Same exaggeration of the difference, exposure of the problem, happens in GLN when I twist the amide group on that side chain. This is likely the problem with the C-terminal ASN as well.

j-wags commented 3 years ago

Remaining problems with > 1e-2 kJ/mol discrepancy

ASN sidechain HNs DO have the same parameters (charge/vdW) in prmtop.

Difference might be due to OFF ordering HNs arbitrarily, while AMBER evaluates improper angle with them ordered by name.

Validation experiment for this would be to switch H positions in one of the engines and see if energies match again.

j-wags commented 3 years ago

@dscerutti found that NTerm LEU discrepancy seems to be because CD1 and CD2 have different charges assigned.

dscerutti commented 3 years ago

Did some investigation into the N-terminal LEU. Manually equalizing the charges in the OFF-XML file reduces the discrepancy by half, and manually moving either of the CD1 or CD2 atoms on the LEU side chain causes significant changes in the discrepancy (it gets worse if the atoms are moved a great distance, ignoring deleterious effects that these manipulations have on the valence energies). Moving any of the hydrogen atoms, in contrast, has no effect on the non-bonded energy discrepancy, and if any of the above manipulations are done by incremental amounts (half an Angstrom or less), all of the other energy terms remain in agreement. Manually changing both the OFF-XML and the Amber prmtop to place charges of -0.4105 on both CD1 and CD2, as opposed to -0.4104 and -0.4106, leads to strong agreement in the energy.

It is therefore demonstrated that the non-bonded energy difference we are seeing owes entirely to electrostatics, specifically to the incongruent charges on N-terminal LEU's two side chain methyl carbons. I suggest that we equalize the charge by some ad-hoc fix in ConvertParameters.py and accept the reduced discrepancy relative to Amber with a more correct depiction in the OFF product.

On the issue of ASN dihedral energy discrepancies, flipping the locations of the two side chain amino hydrogens in the .mol2 file (the structure which feeds into the OFF energy evaluation) has no effect on the significant (0.0480 kJ/mol) deviation between OFF and Amber results.

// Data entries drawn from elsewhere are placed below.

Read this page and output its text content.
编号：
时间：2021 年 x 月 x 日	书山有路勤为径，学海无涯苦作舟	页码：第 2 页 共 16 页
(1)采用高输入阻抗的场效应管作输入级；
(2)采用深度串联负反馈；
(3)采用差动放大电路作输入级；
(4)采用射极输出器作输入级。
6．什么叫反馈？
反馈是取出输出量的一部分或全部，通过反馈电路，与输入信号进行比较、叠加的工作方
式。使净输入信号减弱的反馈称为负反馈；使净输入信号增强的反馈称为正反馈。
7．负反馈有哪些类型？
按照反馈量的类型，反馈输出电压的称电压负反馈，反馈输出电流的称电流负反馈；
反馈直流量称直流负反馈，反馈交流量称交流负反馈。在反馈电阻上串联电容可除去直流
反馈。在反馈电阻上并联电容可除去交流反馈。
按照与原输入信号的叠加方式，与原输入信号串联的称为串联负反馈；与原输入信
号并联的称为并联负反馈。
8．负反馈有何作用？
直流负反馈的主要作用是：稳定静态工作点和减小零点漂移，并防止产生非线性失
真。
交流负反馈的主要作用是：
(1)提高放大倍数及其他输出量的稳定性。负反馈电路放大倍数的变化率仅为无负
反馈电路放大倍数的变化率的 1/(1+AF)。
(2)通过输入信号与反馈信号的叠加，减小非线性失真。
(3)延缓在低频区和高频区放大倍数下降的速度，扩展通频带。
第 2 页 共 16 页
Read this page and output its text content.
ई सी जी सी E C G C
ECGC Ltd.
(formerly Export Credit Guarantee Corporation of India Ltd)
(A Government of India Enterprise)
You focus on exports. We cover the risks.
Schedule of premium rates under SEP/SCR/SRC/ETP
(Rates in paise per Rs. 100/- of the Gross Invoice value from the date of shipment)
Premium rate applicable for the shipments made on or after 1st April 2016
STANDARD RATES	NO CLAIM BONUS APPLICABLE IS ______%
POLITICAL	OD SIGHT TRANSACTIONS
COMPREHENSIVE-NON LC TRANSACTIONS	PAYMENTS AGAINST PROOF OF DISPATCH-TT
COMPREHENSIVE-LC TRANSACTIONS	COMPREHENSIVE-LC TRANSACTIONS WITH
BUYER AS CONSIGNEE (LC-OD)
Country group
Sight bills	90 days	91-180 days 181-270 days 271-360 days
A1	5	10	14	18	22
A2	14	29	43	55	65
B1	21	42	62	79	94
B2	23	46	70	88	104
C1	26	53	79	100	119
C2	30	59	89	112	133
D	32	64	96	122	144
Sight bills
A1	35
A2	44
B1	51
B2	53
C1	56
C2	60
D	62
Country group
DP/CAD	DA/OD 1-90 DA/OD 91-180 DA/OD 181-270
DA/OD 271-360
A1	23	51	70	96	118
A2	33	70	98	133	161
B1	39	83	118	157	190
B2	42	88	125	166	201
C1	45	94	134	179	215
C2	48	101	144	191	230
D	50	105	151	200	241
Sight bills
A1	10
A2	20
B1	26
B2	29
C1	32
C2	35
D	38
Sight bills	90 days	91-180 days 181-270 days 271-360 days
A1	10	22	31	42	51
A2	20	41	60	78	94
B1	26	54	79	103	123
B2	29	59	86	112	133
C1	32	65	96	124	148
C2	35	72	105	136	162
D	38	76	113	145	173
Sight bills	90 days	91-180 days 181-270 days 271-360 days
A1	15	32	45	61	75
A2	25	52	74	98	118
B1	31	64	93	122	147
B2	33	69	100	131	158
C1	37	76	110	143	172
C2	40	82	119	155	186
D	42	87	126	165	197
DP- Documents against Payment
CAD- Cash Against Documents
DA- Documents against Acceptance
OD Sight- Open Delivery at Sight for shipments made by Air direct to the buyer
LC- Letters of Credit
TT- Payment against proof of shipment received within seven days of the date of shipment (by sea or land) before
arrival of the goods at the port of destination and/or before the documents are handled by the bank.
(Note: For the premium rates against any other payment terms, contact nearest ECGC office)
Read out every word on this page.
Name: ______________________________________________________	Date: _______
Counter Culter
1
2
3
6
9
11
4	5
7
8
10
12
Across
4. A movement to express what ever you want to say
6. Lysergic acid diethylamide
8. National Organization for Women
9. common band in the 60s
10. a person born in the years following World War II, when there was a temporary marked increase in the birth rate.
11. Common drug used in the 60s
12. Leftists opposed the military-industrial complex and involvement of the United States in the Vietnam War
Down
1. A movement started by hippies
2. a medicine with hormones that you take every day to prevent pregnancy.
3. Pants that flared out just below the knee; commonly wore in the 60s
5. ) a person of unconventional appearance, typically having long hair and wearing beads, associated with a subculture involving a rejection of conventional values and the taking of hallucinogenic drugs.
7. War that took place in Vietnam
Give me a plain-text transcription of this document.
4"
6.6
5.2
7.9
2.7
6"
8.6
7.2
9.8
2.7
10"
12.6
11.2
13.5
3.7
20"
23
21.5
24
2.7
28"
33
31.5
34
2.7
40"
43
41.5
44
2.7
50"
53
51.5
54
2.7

Flipping the locations in both structures likewise has no effect.

dscerutti commented 3 years ago

Checked the PRO dihedrals, perturbations of at least one other potential hot spot don't seem to have any deleterious effect on the agreement. The overall agreement is still pretty good (0.001 kcal/mol), so that one gets a pass.

j-wags commented 3 years ago

Each of the individual cases in this Issue have been split out into separate discussions, so this issue can be closed.